Pin projection is the pattern of turning Pin<&mut Struct> into access to its fields while preserving the promise that structurally pinned fields will not be moved.

What it is

Pin<Ptr> constrains what safe code can do through a pointer once the pointee is pinned. That matters for !Unpin values whose correctness depends on address stability, such as self-referential futures and hand-written low-level async state.

Projection is what happens when a method has pinned access to the whole value but needs field access:

  • Pin<&mut Outer> to Pin<&mut outer.pinned_field>;
  • Pin<&mut Outer> to &mut outer.unpinned_field;
  • Pin<&Outer> to Pin<&pinned_field> or &field.

The operation is easy to write with unsafe standard-library APIs, but the proof is subtle. Moving a field out of a pinned struct can break invariants even when the struct itself remains at the same address. That is why production code usually uses a projection helper crate or keeps the projected unsafe block tiny and heavily documented.

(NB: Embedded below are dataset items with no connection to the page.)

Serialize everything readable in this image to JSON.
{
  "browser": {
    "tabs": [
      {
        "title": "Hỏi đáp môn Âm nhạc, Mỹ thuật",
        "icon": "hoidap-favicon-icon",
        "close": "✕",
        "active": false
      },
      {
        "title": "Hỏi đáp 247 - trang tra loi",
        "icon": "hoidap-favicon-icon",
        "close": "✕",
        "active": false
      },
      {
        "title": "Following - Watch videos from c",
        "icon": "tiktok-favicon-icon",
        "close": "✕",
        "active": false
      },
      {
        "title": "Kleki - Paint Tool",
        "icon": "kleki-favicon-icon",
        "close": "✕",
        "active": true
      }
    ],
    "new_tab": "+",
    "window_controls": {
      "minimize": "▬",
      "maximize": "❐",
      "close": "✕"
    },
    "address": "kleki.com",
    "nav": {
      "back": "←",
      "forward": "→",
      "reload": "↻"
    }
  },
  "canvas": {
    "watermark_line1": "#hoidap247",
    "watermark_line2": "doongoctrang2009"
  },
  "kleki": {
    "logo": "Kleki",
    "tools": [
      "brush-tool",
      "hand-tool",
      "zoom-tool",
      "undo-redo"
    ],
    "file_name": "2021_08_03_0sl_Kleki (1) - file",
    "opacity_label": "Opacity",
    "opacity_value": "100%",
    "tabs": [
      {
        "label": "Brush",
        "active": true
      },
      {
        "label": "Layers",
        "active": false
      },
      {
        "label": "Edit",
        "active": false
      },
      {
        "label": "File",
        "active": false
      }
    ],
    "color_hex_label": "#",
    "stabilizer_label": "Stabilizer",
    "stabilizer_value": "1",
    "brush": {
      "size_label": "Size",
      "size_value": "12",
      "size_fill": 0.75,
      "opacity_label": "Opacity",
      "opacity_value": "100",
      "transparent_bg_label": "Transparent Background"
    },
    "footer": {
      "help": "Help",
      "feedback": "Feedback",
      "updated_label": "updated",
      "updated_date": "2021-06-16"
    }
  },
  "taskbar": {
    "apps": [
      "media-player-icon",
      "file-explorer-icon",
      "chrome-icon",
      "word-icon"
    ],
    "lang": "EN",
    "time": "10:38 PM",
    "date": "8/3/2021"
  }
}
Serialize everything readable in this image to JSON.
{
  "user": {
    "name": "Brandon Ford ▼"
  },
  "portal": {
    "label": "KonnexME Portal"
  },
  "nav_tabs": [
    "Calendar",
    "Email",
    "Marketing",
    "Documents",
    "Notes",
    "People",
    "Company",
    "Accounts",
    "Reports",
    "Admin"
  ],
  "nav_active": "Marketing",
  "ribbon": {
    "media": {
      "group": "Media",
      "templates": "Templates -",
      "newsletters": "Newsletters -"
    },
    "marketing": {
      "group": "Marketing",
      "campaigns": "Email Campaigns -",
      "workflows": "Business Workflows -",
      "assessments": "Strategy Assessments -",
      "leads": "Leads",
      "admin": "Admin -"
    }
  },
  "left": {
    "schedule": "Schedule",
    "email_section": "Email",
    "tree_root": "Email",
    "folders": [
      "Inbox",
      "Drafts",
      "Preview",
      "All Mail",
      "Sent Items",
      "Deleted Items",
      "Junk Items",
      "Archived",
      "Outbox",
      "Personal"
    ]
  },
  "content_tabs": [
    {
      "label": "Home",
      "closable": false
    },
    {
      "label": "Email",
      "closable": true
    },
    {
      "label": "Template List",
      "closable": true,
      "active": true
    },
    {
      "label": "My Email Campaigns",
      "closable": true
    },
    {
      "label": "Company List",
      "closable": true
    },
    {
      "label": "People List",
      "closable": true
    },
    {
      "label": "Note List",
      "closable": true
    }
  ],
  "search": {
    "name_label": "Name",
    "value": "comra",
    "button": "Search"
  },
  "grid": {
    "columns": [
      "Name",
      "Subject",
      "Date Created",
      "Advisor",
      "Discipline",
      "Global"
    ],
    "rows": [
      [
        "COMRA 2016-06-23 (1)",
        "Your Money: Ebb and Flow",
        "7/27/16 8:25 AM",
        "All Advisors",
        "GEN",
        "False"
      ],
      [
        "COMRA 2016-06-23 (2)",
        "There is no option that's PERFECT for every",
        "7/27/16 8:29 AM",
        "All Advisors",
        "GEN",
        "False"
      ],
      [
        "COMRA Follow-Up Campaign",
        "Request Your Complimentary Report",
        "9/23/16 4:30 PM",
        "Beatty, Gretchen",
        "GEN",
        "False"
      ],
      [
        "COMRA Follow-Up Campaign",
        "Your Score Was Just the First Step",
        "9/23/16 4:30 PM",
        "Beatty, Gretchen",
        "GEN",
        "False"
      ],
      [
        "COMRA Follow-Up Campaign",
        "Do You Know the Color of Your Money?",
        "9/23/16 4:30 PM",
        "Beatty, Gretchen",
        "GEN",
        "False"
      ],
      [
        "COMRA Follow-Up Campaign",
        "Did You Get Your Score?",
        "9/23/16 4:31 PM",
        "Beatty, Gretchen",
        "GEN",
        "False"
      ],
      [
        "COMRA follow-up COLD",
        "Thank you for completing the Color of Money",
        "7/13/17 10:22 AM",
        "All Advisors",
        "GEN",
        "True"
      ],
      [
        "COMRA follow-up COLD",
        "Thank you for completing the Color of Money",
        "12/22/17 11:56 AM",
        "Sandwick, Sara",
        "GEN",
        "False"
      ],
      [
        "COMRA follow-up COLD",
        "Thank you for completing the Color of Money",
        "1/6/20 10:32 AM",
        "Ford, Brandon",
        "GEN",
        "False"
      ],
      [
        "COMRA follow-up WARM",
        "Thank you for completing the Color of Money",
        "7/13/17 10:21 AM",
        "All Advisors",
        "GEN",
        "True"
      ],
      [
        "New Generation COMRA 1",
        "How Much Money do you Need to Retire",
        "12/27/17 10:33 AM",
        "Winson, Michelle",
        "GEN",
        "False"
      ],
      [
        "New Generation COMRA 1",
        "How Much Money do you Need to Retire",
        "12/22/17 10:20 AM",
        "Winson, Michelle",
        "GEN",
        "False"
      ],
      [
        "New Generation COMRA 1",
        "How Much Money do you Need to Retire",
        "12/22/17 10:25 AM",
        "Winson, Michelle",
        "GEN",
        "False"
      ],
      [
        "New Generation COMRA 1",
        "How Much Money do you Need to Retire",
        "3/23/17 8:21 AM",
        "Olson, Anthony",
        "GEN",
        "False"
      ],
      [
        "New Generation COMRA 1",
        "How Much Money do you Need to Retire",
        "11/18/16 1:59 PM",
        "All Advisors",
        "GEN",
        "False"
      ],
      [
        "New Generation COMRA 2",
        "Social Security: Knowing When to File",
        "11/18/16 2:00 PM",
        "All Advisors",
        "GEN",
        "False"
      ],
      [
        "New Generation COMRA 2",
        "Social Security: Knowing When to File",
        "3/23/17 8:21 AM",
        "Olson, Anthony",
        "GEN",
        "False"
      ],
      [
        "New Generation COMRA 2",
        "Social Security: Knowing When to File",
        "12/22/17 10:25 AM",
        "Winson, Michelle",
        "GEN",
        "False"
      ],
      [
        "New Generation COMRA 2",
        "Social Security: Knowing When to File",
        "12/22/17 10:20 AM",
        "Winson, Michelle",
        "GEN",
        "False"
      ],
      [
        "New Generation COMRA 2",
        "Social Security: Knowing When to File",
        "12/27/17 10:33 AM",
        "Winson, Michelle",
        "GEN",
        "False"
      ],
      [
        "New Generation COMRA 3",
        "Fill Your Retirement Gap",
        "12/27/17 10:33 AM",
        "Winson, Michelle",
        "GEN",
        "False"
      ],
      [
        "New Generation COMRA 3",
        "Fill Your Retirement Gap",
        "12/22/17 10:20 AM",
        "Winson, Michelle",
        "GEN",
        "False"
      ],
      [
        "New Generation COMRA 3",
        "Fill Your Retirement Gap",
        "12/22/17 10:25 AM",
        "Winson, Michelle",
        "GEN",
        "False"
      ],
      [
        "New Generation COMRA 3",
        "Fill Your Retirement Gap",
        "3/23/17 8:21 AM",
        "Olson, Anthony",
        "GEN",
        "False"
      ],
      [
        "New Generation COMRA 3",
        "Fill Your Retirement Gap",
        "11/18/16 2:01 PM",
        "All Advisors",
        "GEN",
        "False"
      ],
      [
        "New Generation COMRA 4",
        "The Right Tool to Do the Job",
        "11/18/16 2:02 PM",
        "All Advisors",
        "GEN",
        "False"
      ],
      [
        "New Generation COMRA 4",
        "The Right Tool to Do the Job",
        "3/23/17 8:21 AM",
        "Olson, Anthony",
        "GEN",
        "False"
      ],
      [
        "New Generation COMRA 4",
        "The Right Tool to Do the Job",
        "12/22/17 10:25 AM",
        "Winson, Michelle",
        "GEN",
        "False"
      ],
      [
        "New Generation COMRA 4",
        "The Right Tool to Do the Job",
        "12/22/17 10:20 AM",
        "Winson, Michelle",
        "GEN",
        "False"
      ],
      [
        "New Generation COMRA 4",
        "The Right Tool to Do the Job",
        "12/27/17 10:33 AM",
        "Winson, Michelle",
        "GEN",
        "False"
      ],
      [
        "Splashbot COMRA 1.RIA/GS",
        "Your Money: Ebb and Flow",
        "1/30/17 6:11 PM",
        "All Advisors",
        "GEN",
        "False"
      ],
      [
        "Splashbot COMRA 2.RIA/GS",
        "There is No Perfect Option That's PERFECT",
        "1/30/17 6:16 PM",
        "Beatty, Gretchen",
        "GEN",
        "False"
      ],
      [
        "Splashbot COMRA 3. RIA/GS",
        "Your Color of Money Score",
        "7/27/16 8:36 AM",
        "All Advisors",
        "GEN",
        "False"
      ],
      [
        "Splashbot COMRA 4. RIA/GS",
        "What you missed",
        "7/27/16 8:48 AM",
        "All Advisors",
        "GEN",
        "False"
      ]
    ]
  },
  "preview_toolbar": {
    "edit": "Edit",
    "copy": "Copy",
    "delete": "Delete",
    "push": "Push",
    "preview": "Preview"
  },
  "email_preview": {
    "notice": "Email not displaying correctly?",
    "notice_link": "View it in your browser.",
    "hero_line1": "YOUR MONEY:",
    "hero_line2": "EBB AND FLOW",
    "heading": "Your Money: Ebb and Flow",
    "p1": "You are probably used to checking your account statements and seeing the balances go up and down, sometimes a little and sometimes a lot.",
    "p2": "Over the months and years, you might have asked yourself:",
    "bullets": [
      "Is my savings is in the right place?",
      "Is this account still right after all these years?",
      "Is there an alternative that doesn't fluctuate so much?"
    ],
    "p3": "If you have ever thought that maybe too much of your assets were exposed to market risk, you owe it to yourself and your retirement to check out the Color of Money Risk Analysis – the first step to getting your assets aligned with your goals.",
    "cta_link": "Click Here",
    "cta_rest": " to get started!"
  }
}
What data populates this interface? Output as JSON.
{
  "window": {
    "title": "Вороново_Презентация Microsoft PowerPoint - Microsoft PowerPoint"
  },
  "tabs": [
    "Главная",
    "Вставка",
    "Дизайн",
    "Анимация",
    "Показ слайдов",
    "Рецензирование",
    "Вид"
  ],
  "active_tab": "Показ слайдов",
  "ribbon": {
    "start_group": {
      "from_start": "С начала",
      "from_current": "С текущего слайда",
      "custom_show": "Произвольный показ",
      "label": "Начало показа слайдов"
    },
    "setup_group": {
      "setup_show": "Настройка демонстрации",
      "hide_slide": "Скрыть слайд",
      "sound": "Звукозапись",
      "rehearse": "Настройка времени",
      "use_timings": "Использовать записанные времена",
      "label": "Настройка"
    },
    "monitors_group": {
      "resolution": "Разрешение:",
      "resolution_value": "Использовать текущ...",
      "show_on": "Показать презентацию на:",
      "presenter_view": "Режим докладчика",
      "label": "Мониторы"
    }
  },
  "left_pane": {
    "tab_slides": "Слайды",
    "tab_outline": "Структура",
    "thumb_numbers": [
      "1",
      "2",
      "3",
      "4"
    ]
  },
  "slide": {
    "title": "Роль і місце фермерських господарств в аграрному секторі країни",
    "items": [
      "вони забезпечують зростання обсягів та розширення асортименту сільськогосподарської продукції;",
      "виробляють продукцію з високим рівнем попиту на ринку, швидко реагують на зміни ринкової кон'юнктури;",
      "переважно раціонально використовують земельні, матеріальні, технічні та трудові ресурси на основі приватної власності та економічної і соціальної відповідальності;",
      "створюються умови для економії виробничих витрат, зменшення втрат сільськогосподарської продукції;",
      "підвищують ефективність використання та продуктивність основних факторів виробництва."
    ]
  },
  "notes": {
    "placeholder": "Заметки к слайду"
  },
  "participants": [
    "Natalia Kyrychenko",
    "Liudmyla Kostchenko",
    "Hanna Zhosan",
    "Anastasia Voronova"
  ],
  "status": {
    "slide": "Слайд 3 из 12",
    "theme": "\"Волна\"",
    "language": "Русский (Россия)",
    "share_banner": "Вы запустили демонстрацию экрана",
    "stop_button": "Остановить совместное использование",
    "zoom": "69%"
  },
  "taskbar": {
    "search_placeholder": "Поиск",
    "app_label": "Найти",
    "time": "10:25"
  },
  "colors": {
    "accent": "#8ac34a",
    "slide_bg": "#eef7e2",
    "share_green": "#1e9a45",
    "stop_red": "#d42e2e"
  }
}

Crates such as pin-project can generate projection code and prevent common mistakes. If you add a projection crate, cite its docs at https://docs.rs/pin-project/latest/pin_project/ and verify the latest version before changing Cargo.toml. This note describes the underlying pattern so reviews can recognize the invariant.

How it works

Pinning is not recursive by default in a way the compiler can infer for arbitrary fields. An API designer must decide which fields are structurally pinned. If a field is structurally pinned, then once the outer value is pinned, that field must never be moved until it is dropped in place. Projecting to Pin<&mut Field> is sound only for fields covered by that promise.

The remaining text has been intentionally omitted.